Quais as principais diferenças do trabalho com homens e mulheres na parte física?
Todos os jogadores são diferentes, homens e mulheres. Em um ano, comecei um trabalho, em março, com três jogadores ao mesmo tempo. Um, depois de três dias, falou que ia para casa e voltaria no final da semana. Nunca mais voltou. Este era o mais talentoso dos três. Os outros eram Jim Courier e Sampras. E no final de agosto, começo de setembro, Pete venceu o seu primeiro US Open. Falei: “Vamos checar o trabalho que foi feito”. Pete gastou 75% do seu tempo, de março a agosto, na academia. Ficando mais forte. Ao mesmo tempo, Courier gastou 26% do seu tempo na academia. Pete era muito fraco, tinha que ser mais forte. Eventualmente, com um jogador perfeito, trabalharia 33% no condicionamento, 33% com a movimentação e 33% com a força. Então, você adapta isso de acordo com a necessidade do jogador.

E você acredita que exista um biótipo ideal para os tenistas?
Justine Henin e Serena Williams. Há muita diferença. Às vezes, as pessoas ficam falando: “Queria ser mais alto, ser mais isso...”. Existem muitas pessoas talentosas, mas que não realizam as coisas porque não querem se sacrificar e não trabalham duro o suficiente para chegar lá. A determinação e o espírito de luta que você vê em alguns jogadores são mais importantes. Courier e Thomas Muster nunca foram os jogadores com mais facilidade de aprimorar a parte física, mas eram animais em quadra e nos treinos, pois sabiam que isto iria fazer a diferença. Então, sem desculpas. Desculpas não trazem resultados.

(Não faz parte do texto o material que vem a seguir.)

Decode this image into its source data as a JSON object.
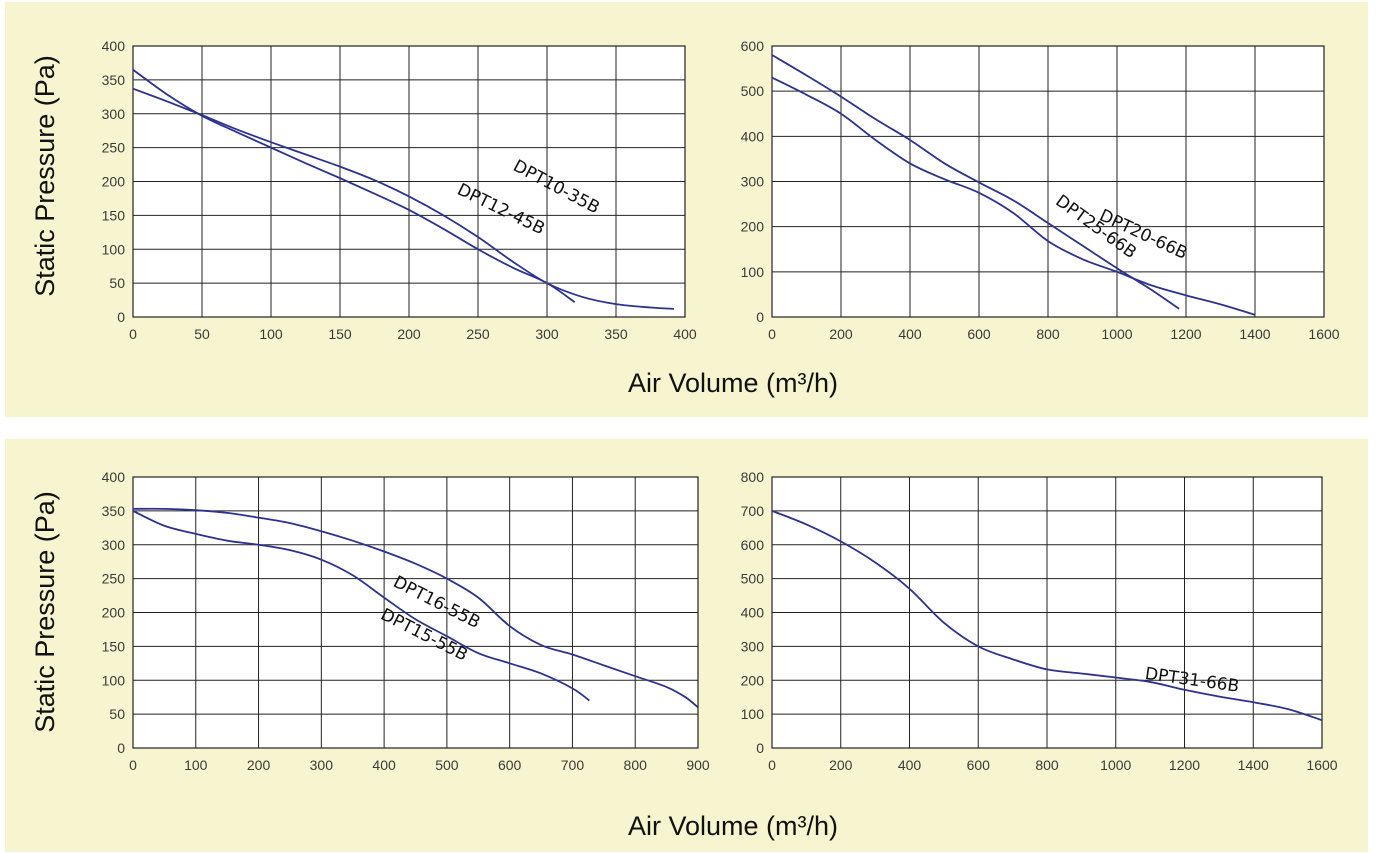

Qual a idade ideal para se iniciar o trabalho na parte física?
O mais cedo possível. Você pode adaptar o treino para a idade do menino ou da menina. Também depende do desenvolvimento de cada um. Mas quanto mais cedo você fizer exercícios de coordenação, movimentação, é melhor, porque muitas habilidades são desenvolvidas quando se é mais novo.

"Sempre trabalho no ponto fraco. Se um jogador tem um ótimo saque, você pode melhorar cerca de 0,5% deste golpe. Mas, se o backhand é ruim, você pode melhorálo em 5 ou 10%. Então, se você trabalha nas deficiências, pode fazer delas uma arma"

 

Você sempre diz que gosta de trabalhar nas fragilidades de seus atletas. Os jogadores reagem bem a isso?
Sempre trabalho no ponto fraco. Se um jogador tem um ótimo saque, você pode melhorar cerca de 0,5% deste golpe. Mas, se o backhand é ruim, você pode melhorá-lo em 5 ou 10%. Então, se você trabalha nas deficiências, pode fazer delas uma arma. Os jogadores têm que estar prontos para treinar as dificuldades. Quando começo o trabalho com um tenista, pergunto para ele o quão bom ele quer ser. Então, digo o que teremos que fazer para alcançar este objetivo. Se quiser fazer, ótimo. Se não, procuro outra pessoa para chegar lá.

Qual a importância do trabalho pós-jogo?
Ele é importante mental e fisicamente. Em Roland Garros, quando Courier ganhava e nós saíamos para caminhar logo em seguida, as pessoas pensavam que estávamos fazendo aquilo para nos exibir. Atualmente, todos os jogadores ficam uns 30, 45 minutos se recuperando. Quando se joga uma partida, seu corpo fica com uma hiperatividade. Você precisa relaxar para depois deitar na cama e ter uma boa noite de sono, para poder jogar uma boa partida no dia seguinte. Além disso, é muito importante que você pense sobre a partida, quais foram as decisões certas e erradas.